Ветер, как известно, весьма занят ночами. Пишет, рисует… Начинает, не сумев дождаться, пока осядут все до последней чаинки облаков на дно горизонта. Зажав холодными пальцами серый грифель тени, выводит он причудливые конечные узоры подле задремавшей лозы винограда и тонкие, прерывистые от того, линии под колючими проводами хмеля.
Вблизи больших деревьев дубравы, так велика и величественна она, у ветра всякий раз дрожит рука, и, вместо кружева кроны, выходит одно большое пятно. Из-за любопытства, что проявляет неизменно сопутствующая делу луна, это пятно растекается, скрадывая всё, что у подножия леса, чуть ли не на четверть версты30.
Сосновый бор выходит у ветра ещё плоше, – взамен крепостной стены, украшенной зубцами бойниц, коими так гордятся сосны, ветер наскоро чертит мелкую волну на мокром песке дороги, ведущей понавдоль дерев, и тут же бежит прочь, подальше от гнева и липкого сквозняка.
Фонари позируют ветру с упоением, но, вечно недовольные своими формами, просят изобразить их ещё тоньше, нежели они есть на самом деле. Верстовые столбы, те попроще. Им, в подтверждение своей основательности, желается казаться пошире, посолиднее, хотя бы даже и в ущерб росту.
Художества скоро наскучивают ветру, и он принимается за каллиграфию, причём, в угоду луне, дабы потрафить несколько её важности, меняет нажим, наклон и даже сам свой характер, который то мил, то несносен, в один и тот же час.
Но поутру… Коль ветер сделается тих, через одолевающую его дремоту, послышится шорох, – то филин принесёт снегопад на своих крылах, а снегири на ветках осины, сквозь его бахрому, покажутся не то румяными яблоками, не то гроздями калины. Как там разобрать что к чему, коли сыплет снег, словно через мелкое сито, то ли час, то ли полный день…
Если скажешь "ЛЮБЛЮ ТЕБЯ" То любви становится меньше!
Стас Садальский
Коль вся энергия любви лишь в слове, – на словах! – тогда конечно, – вылетит слово и унесёт с собою всё, в подвластное времени пространство!
Небо вновь пылило снегом. Казалось, пол года тому назад оно навсегда отказалось от сей затеи, но вот, – опять взялось за старое. Понукаемо ветром, оно выказывало ярость, которую сдерживало по всю весну и лето.
Потрясая соснами,едва не доставая их из земли вместе с корнями, встряхивая ими, как букетами, плевало на них снежной пеной, как неряшливый цветочник на залежалый, и почти увядший от того, свой товар.

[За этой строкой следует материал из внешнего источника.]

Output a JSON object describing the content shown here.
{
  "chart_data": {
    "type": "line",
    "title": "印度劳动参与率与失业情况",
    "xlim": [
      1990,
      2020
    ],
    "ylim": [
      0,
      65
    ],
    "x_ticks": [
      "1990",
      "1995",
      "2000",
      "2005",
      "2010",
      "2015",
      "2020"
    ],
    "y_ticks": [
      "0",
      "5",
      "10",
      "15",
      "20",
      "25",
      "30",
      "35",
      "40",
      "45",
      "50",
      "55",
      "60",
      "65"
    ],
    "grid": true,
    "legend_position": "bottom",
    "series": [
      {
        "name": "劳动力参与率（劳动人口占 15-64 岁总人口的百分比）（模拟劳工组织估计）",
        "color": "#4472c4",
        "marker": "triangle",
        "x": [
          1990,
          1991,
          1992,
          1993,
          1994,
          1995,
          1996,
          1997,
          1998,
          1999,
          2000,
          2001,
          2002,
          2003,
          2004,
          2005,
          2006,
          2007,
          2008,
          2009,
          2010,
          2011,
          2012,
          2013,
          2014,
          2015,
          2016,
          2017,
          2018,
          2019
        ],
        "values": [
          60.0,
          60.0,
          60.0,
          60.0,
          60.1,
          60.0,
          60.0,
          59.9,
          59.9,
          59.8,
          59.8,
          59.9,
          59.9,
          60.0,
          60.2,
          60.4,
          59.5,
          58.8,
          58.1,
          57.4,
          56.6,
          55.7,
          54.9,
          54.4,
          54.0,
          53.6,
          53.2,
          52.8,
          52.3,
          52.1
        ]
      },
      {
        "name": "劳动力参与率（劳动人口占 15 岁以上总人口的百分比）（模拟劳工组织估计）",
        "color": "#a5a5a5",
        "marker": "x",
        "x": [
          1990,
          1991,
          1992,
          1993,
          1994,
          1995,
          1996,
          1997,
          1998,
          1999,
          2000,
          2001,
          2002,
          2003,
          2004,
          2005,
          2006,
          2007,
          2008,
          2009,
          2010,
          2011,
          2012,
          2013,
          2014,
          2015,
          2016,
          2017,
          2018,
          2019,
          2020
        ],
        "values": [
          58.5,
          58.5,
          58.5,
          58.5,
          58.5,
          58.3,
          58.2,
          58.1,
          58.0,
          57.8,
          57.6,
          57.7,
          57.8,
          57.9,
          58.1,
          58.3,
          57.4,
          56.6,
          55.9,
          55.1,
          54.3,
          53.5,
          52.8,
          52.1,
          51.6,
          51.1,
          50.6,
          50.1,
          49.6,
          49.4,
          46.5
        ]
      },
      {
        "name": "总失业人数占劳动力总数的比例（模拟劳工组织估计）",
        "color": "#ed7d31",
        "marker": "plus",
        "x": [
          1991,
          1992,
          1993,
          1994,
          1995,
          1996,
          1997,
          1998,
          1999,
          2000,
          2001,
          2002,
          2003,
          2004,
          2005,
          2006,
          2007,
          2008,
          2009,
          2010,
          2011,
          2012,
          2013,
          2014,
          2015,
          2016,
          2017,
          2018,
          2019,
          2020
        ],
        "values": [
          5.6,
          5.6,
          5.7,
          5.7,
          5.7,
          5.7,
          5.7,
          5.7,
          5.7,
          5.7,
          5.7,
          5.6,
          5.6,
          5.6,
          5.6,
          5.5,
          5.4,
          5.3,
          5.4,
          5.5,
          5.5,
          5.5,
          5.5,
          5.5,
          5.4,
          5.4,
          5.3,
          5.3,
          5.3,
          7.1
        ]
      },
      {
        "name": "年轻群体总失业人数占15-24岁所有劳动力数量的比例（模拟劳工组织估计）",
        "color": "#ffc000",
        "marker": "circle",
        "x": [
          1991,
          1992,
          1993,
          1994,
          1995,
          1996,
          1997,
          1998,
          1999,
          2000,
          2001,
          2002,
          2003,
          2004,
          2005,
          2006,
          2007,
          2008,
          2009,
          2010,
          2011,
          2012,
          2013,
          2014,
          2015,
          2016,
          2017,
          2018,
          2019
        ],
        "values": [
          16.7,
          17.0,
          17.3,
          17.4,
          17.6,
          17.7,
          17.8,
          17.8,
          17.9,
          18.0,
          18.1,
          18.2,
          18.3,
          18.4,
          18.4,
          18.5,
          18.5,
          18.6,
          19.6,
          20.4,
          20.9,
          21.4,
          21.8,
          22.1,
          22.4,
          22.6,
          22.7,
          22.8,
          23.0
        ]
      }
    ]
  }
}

Тщась восстановить порядок и густоту чубов, сосны поводили плечами из стороны в сторону и молили внятно:
– По что?! Как же так-то?
– А за то, что не любишь меня так, как я!

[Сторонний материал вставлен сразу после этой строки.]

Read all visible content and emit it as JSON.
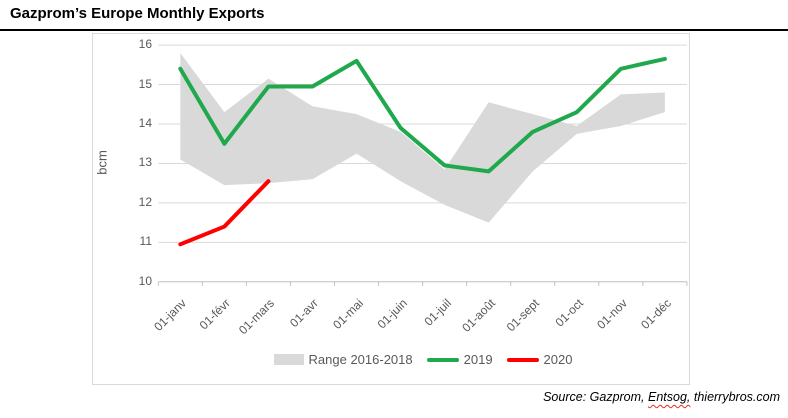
{
  "title": "Gazprom’s Europe Monthly Exports",
  "source": {
    "prefix": "Source: Gazprom, ",
    "spellchecked_word": "Entsog,",
    "suffix": " thierrybros.com"
  },
  "colors": {
    "band": "#d9d9d9",
    "green_2019": "#1fa84c",
    "red_2020": "#fe0000",
    "gridline": "#d9d9d9",
    "axis_line": "#bfbfbf",
    "axis_text": "#595959"
  },
  "chart_data": {
    "type": "line",
    "title": "Gazprom’s Europe Monthly Exports",
    "xlabel": "",
    "ylabel": "bcm",
    "ylim": [
      10,
      16
    ],
    "yticks": [
      10,
      11,
      12,
      13,
      14,
      15,
      16
    ],
    "grid": true,
    "legend_position": "bottom",
    "categories": [
      "01-janv",
      "01-févr",
      "01-mars",
      "01-avr",
      "01-mai",
      "01-juin",
      "01-juil",
      "01-août",
      "01-sept",
      "01-oct",
      "01-nov",
      "01-déc"
    ],
    "series": [
      {
        "name": "Range 2016-2018",
        "type": "band",
        "color": "#d9d9d9",
        "upper": [
          15.8,
          14.3,
          15.15,
          14.45,
          14.25,
          13.8,
          12.85,
          14.55,
          14.25,
          13.95,
          14.75,
          14.8
        ],
        "lower": [
          13.1,
          12.45,
          12.5,
          12.6,
          13.25,
          12.55,
          11.95,
          11.5,
          12.8,
          13.75,
          13.95,
          14.3
        ]
      },
      {
        "name": "2019",
        "type": "line",
        "color": "#1fa84c",
        "values": [
          15.4,
          13.5,
          14.95,
          14.95,
          15.6,
          13.9,
          12.95,
          12.8,
          13.8,
          14.3,
          15.4,
          15.65
        ]
      },
      {
        "name": "2020",
        "type": "line",
        "color": "#fe0000",
        "values": [
          10.95,
          11.4,
          12.55
        ]
      }
    ]
  }
}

– Да. как же это… – Отказывались верить в происходящее сосны, но снег хлестал их по зелёным щекам, приговаривая слова, разобрать которые не было никакой возможности, но сквозившие в них обида, упрёк, несчастье нелюбимого всеми существа, прожигали, тем не менее, насквозь, отставляя после себя повсюду влажные капли.
Рыдания ли то были, либо яд, что по обыкновению источает сердечная горечь, – то всё едино для яви миру меры своего несчастья.
– Любовь… Так в чём она, в самом деле?
– Не сделать больно, когда плохо самому. Поберечь от слёз и яда в словах. Они, действительно, ранят. До порезов на сердце, до крови…
Острый даже на первый взгляд, серп луны слепил глаза так, что изрядная его холодность и неприступность терялись под аккомпанемент причисленных к иным, невиданным издали достоинствам, существование коих не могло быть ни осмеяно, ни оспорено, ни подтверждено. Обветренная инеем щека месяца, тем не менее, казалась нежна и даже подёрнута тем хрупким пушком, который волнует при взгляде на очевидную незрелость юных дев и обожаемые ими, по схожести облика и нрава, плоды бледно-жаркой бросквины31.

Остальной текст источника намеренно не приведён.